Speaking of the Converse project, could you offer some background into this part of Patta’s 5 Year Anniversary? Throughout sneaker history,perhaps no model has become as popular and well-known as the Chuck Taylor All-Star. Was it a difficult feat when working with a shoe that has seen so many different versions and styles throughout its history and what’s the design all about?

We have been working on this project for a long time and it just happened to come out during our 5th Anniversary, which is a perfect match because we love Converse and we wanted to give it our best when working with them. When we heard from Nathan Jobe (Converse) that things were looked good, we immediately said we would do it as long as we could work on the Chuck Taylor, an all time favorite for us. It was definitely a challenge because of the good stuff that comes out from their inline collection including their first string projects like the SOPHNET. Chucks, Wood Wood (PRODUCT) RED joints and definitely the Hiroshi Fujiwara fragment Chucks. They are all straight classics. All we knew is that we wanted it to be simple, as soon as we had the concept it developed really quick. It didn’t take us that long and we were pretty happy with the result which includes a Pro Leather, Chuck Taylor All-Star and varsity jacket. Overall, it’s a pack with nice details and good materials. The whole collection is inspired by the iconic Letterman aesthetic. The varsity jacket comes in a burgundy corduroy and has a reversible gray lining in quilted fleece. Between the Pro Leather and the Chuck Taylor, they have an opposite approach. The Pro Leather comes with a deep burgundy corduroy upper with quilted grey lining while the Chuck is the polar opposite with a quilted suede upper and burgundy corduroy lining. We also got the chance to use a lesser seen Chuck from the 60s, that has higher rands and a cleaner midsole. The stuff really works when you put the shoes and the jacket together, it makes the cycle complete.

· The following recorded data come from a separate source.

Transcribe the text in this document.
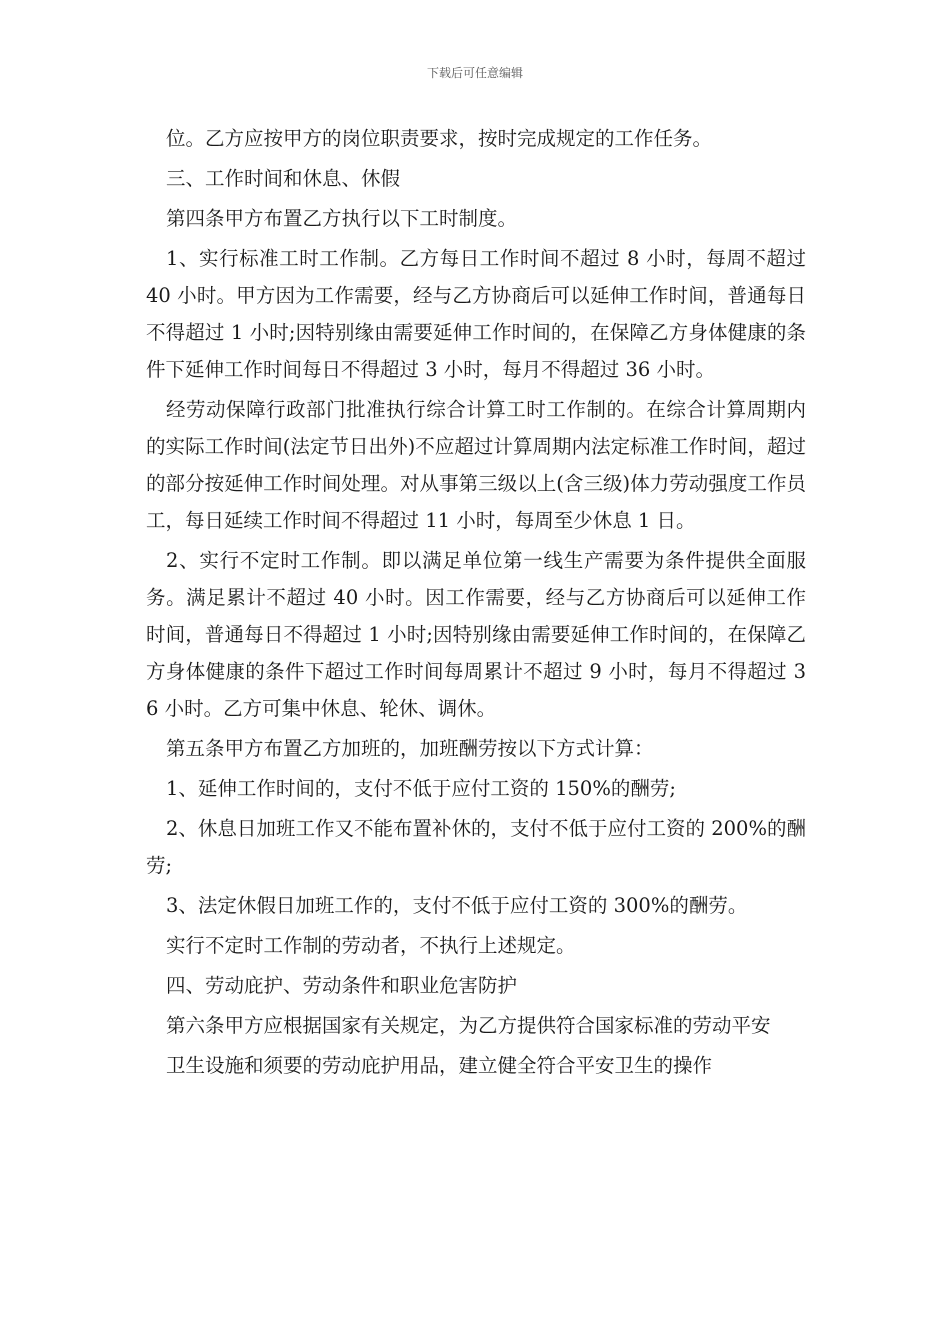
下载后可任意编辑

位。乙方应按甲方的岗位职责要求，按时完成规定的工作任务。

三、工作时间和休息、休假

第四条甲方布置乙方执行以下工时制度。

1、实行标准工时工作制。乙方每日工作时间不超过 8 小时，每周不超过 40 小时。甲方因为工作需要，经与乙方协商后可以延伸工作时间，普通每日不得超过 1 小时;因特别缘由需要延伸工作时间的，在保障乙方身体健康的条件下延伸工作时间每日不得超过 3 小时，每月不得超过 36 小时。

经劳动保障行政部门批准执行综合计算工时工作制的。在综合计算周期内的实际工作时间(法定节日出外)不应超过计算周期内法定标准工作时间，超过的部分按延伸工作时间处理。对从事第三级以上(含三级)体力劳动强度工作员工，每日延续工作时间不得超过 11 小时，每周至少休息 1 日。

2、实行不定时工作制。即以满足单位第一线生产需要为条件提供全面服务。满足累计不超过 40 小时。因工作需要，经与乙方协商后可以延伸工作时间，普通每日不得超过 1 小时;因特别缘由需要延伸工作时间的，在保障乙方身体健康的条件下超过工作时间每周累计不超过 9 小时，每月不得超过 36 小时。乙方可集中休息、轮休、调休。

第五条甲方布置乙方加班的，加班酬劳按以下方式计算：

1、延伸工作时间的，支付不低于应付工资的 150%的酬劳;

2、休息日加班工作又不能布置补休的，支付不低于应付工资的 200%的酬劳;

3、法定休假日加班工作的，支付不低于应付工资的 300%的酬劳。

实行不定时工作制的劳动者，不执行上述规定。

四、劳动庇护、劳动条件和职业危害防护

第六条甲方应根据国家有关规定，为乙方提供符合国家标准的劳动平安

卫生设施和须要的劳动庇护用品，建立健全符合平安卫生的操作
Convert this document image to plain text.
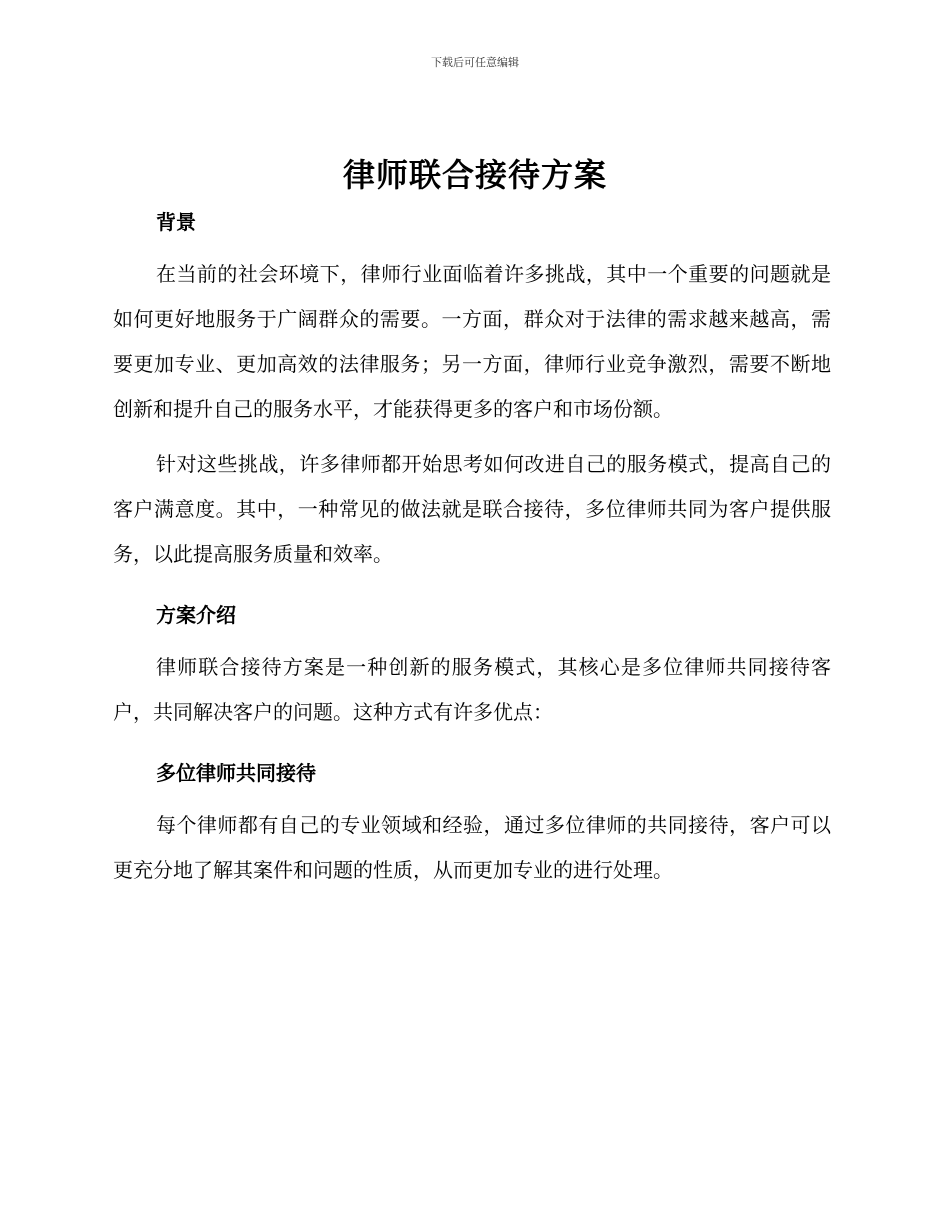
下载后可任意编辑
律师联合接待方案
背景

在当前的社会环境下，律师行业面临着许多挑战，其中一个重要的问题就是如何更好地服务于广阔群众的需要。一方面，群众对于法律的需求越来越高，需要更加专业、更加高效的法律服务；另一方面，律师行业竞争激烈，需要不断地创新和提升自己的服务水平，才能获得更多的客户和市场份额。

针对这些挑战，许多律师都开始思考如何改进自己的服务模式，提高自己的客户满意度。其中，一种常见的做法就是联合接待，多位律师共同为客户提供服务，以此提高服务质量和效率。

方案介绍

律师联合接待方案是一种创新的服务模式，其核心是多位律师共同接待客户，共同解决客户的问题。这种方式有许多优点：

多位律师共同接待

每个律师都有自己的专业领域和经验，通过多位律师的共同接待，客户可以更充分地了解其案件和问题的性质，从而更加专业的进行处理。
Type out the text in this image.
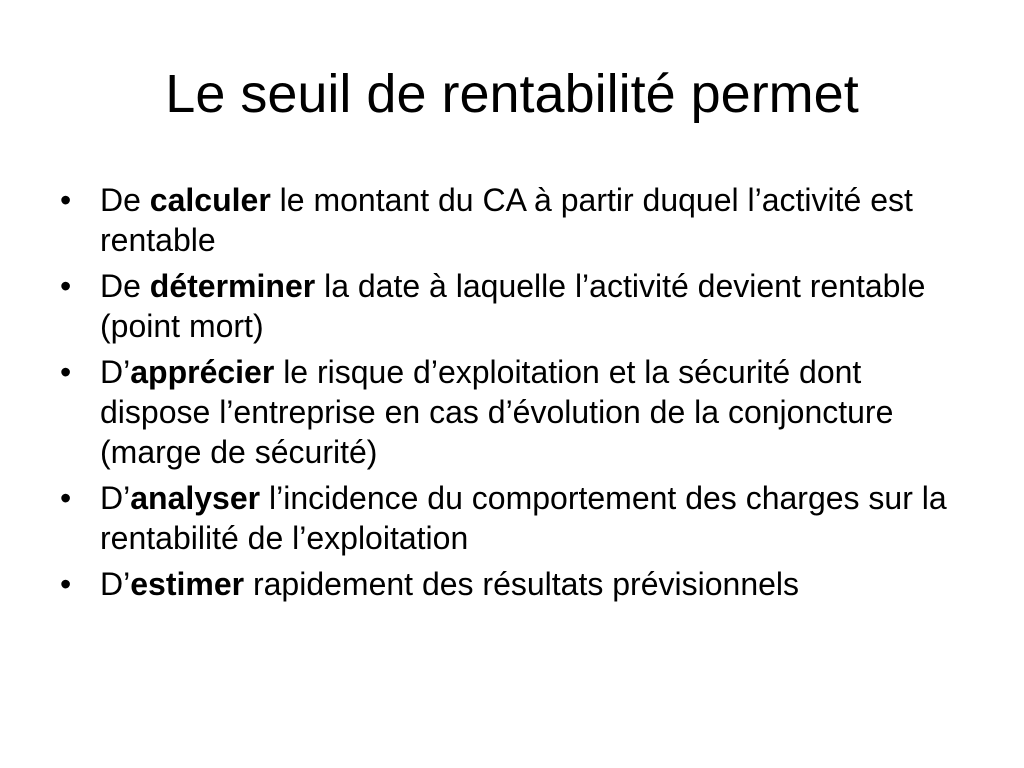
Le seuil de rentabilité permet
• De calculer le montant du CA à partir duquel l’activité est rentable
• De déterminer la date à laquelle l’activité devient rentable (point mort)
• D’apprécier le risque d’exploitation et la sécurité dont dispose l’entreprise en cas d’évolution de la conjoncture (marge de sécurité)
• D’analyser l’incidence du comportement des charges sur la rentabilité de l’exploitation
• D’estimer rapidement des résultats prévisionnels
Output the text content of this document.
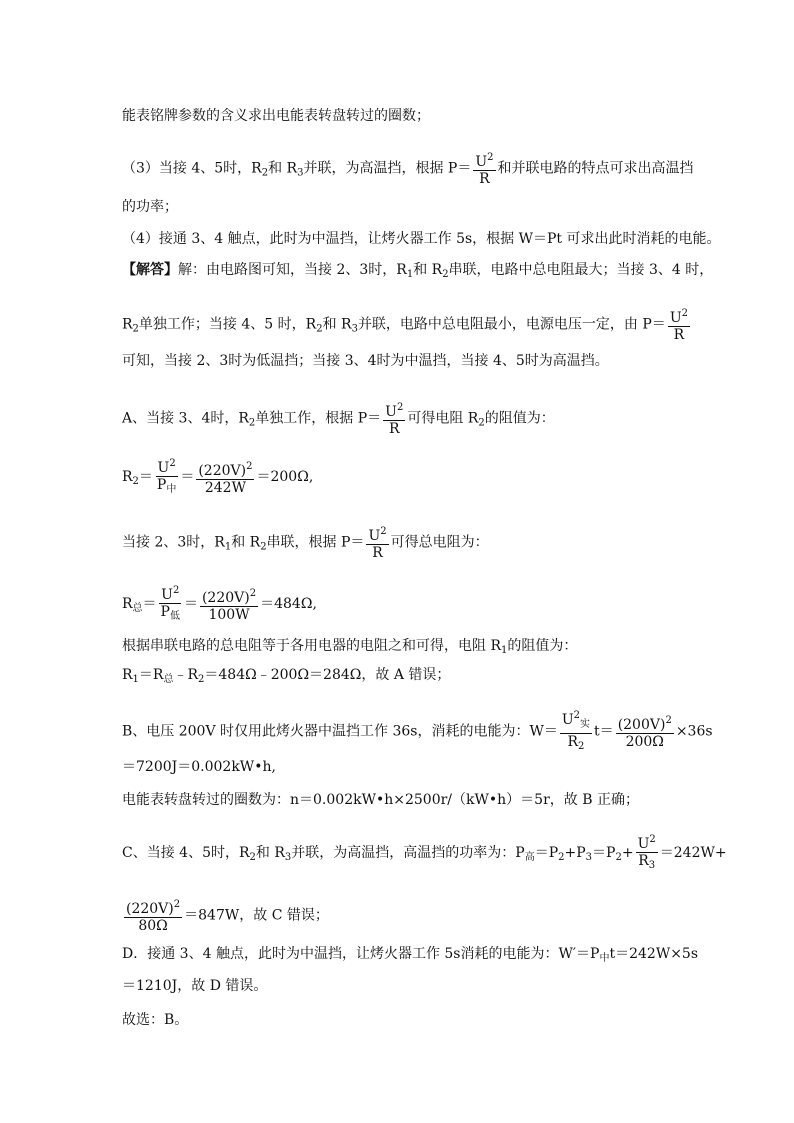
能表铭牌参数的含义求出电能表转盘转过的圈数；
（3）当接 4、5时，$R_2$和 $R_3$并联，为高温挡，根据 $P= \frac{U^2}{R}$ 和并联电路的特点可求出高温挡
的功率；
（4）接通 3、4 触点，此时为中温挡，让烤火器工作 5s，根据 W＝Pt 可求出此时消耗的电能。
【解答】解：由电路图可知，当接 2、3时，$R_1$和 $R_2$串联，电路中总电阻最大；当接 3、4 时，
$R_2$单独工作；当接 4、5 时，$R_2$和 $R_3$并联，电路中总电阻最小，电源电压一定，由 $P= \frac{U^2}{R}$
可知，当接 2、3时为低温挡；当接 3、4时为中温挡，当接 4、5时为高温挡。
A、当接 3、4时，$R_2$单独工作，根据 $P= \frac{U^2}{R}$ 可得电阻 $R_2$的阻值为：
$R_2= \frac{U^2}{P_中} = \frac{(220V)^2}{242W} =200\Omega$,
当接 2、3时，$R_1$和 $R_2$串联，根据 $P= \frac{U^2}{R}$ 可得总电阻为：
$R_总= \frac{U^2}{P_低} = \frac{(220V)^2}{100W} =484\Omega$,
根据串联电路的总电阻等于各用电器的电阻之和可得，电阻 $R_1$的阻值为：
$R_1=R_总﹣R_2=484\Omega﹣200\Omega=284\Omega$，故 A 错误；
B、电压 200V 时仅用此烤火器中温挡工作 36s，消耗的电能为：$W= \frac{U^2_实}{R_2} t= \frac{(200V)^2}{200\Omega} \times 36s$
＝7200J＝0.002kW•h,
电能表转盘转过的圈数为：n＝0.002kW•h×2500r/（kW•h）＝5r，故 B 正确；
C、当接 4、5时，$R_2$和 $R_3$并联，为高温挡，高温挡的功率为：$P_高=P_2+P_3=P_2+ \frac{U^2}{R_3} =242W+$
$\frac{(220V)^2}{80\Omega} =847W$，故 C 错误；
D．接通 3、4 触点，此时为中温挡，让烤火器工作 5s消耗的电能为：$W'=P_中t=242W\times 5s$
＝1210J，故 D 错误。
故选：B。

The Pro Leather is a shoe that has been seen a few times in the last little while but few have had the chance to put their own collaborative touch on it. Since it (the Pro Leather) has seen fewer versions release compared to the Chuck Taylor, did you have to restrain from putting out something a bit crazier?

Not really, as we worked within the concept. Our first idea for both shoes was to keep it simple. The material use and the colorway are that extra touch in our own respective opinion. I think the Pro Leather hasn’t been worked on that much simply because it’s a little underrated… but that’s just a thought. In the end, its a killer silhouette period ’nuff said! Lets wait until Hiroshi touches it or Stussy… haha, you’ll see!